The night was folding down fast, all the stars were shooting out into their places, and in the north the white lights of the aurora were flying to and fro. Pierre had spoken with a slow force and precision, yet, as he went on, his eyes almost became fixed on those shifting flames, and a deep look came into them, as he was moved by his own eloquence. Never in his life had he made so long a speech at once. He paused, and then said suddenly: “Come, let us run.”

He broke into a long, sliding trot, and Sherburne did the same. With their arms gathered to their sides they ran for quite two miles without a word, until the heavy breathing of the clergyman brought Pierre up suddenly.

“You do not run well,” he said; “you do not run with the whole body. You know so little. Did you ever think how much such men as Jacques Parfaite know? The earth they read like a book, the sky like an animal’s ways, and a man’s face like–like the writing on the wall.”

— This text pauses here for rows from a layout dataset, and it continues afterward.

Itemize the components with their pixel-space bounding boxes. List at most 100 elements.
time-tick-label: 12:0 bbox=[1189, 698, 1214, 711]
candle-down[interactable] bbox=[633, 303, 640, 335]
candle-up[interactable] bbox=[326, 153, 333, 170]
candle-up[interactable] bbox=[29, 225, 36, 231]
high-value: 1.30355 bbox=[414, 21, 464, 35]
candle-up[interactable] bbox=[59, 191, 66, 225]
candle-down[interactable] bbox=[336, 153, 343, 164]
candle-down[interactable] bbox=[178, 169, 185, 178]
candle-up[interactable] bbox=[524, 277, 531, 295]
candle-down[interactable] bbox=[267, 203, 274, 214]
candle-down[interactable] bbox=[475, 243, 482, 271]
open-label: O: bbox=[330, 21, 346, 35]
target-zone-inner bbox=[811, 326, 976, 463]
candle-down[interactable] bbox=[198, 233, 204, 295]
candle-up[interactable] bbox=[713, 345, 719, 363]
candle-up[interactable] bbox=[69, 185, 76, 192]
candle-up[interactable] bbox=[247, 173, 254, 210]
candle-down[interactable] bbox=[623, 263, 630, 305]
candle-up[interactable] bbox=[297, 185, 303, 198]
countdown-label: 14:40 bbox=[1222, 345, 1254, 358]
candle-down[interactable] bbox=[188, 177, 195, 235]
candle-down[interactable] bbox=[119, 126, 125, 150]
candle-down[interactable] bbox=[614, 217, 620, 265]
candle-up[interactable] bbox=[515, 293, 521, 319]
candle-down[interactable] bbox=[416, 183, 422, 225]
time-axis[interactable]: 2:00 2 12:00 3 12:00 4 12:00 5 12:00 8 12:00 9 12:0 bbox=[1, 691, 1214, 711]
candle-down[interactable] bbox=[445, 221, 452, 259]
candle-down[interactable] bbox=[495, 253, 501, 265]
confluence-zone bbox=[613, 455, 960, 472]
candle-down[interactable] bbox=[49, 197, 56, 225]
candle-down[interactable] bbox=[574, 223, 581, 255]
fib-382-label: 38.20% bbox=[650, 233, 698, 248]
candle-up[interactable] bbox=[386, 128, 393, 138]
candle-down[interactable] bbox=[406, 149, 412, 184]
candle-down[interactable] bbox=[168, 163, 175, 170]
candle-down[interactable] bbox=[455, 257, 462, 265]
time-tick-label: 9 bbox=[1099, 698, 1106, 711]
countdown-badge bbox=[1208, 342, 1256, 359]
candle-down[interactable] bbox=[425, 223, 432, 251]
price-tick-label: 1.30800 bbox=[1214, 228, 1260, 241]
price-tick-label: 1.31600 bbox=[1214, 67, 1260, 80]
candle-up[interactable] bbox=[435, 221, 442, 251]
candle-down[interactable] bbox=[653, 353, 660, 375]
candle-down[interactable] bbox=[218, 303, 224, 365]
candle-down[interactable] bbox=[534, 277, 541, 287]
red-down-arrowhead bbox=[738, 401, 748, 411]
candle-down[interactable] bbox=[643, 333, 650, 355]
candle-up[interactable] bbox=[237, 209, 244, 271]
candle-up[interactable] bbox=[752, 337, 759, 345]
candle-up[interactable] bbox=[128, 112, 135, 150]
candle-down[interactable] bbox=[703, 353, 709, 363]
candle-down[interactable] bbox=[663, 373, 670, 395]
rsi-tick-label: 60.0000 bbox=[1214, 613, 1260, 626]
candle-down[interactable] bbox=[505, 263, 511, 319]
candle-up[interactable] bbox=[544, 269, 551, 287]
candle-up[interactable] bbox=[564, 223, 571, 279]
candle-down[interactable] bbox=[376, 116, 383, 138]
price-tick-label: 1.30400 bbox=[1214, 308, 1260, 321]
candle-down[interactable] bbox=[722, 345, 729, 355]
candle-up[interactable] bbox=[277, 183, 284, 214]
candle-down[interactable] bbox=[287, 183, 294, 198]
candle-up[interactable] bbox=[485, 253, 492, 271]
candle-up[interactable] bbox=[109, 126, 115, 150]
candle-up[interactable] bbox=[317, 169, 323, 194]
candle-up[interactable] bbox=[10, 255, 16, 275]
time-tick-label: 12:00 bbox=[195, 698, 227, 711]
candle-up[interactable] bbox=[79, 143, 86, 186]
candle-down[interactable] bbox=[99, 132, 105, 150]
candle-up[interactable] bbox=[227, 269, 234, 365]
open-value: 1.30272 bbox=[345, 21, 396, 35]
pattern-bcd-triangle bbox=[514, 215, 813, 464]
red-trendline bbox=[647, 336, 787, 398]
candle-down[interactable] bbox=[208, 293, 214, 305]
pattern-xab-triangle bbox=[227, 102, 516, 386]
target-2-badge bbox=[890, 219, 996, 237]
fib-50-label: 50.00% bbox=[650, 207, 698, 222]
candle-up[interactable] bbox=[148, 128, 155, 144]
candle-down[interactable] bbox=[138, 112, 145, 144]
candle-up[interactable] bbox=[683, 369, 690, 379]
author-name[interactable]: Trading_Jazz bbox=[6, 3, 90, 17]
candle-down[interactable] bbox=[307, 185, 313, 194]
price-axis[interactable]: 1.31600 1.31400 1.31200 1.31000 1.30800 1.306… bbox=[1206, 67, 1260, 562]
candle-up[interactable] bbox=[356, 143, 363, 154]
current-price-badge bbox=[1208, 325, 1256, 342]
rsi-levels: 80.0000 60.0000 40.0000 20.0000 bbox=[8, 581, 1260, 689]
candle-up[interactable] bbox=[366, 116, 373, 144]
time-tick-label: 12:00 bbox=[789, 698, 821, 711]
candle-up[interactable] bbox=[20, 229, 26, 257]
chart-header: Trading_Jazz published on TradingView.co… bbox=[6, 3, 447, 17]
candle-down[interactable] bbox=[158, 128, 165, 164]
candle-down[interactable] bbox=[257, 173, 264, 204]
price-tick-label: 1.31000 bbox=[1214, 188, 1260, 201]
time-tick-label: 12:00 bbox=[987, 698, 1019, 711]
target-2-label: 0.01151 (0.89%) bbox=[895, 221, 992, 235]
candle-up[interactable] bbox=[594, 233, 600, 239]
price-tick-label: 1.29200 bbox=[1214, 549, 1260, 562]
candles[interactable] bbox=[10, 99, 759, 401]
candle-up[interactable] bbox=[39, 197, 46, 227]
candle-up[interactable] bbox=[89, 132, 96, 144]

“Like the writing on the wall,” said Sherburne, musing; for, under the other’s influence, his petulance was gone. He knew that he was not a part of this life, that he was ignorant of it; of, indeed, all that was vital in it and in men and women.

“I think you began this too soon. You should have waited; then you might have done good. But here we are wiser than you. You have no message–no real message–to give us; down in your heart you are not even sure of yourself.”

Sherburne sighed. “I’m of no use,” he said. “I’ll get out. I’m no good at all.”

Pierre’s eyes glistened. He remembered how, the day before, this youth had said hot words about his card-playing; had called him–in effect–a thief; had treated him as an inferior, as became one who was of St. Augustine’s, Canterbury.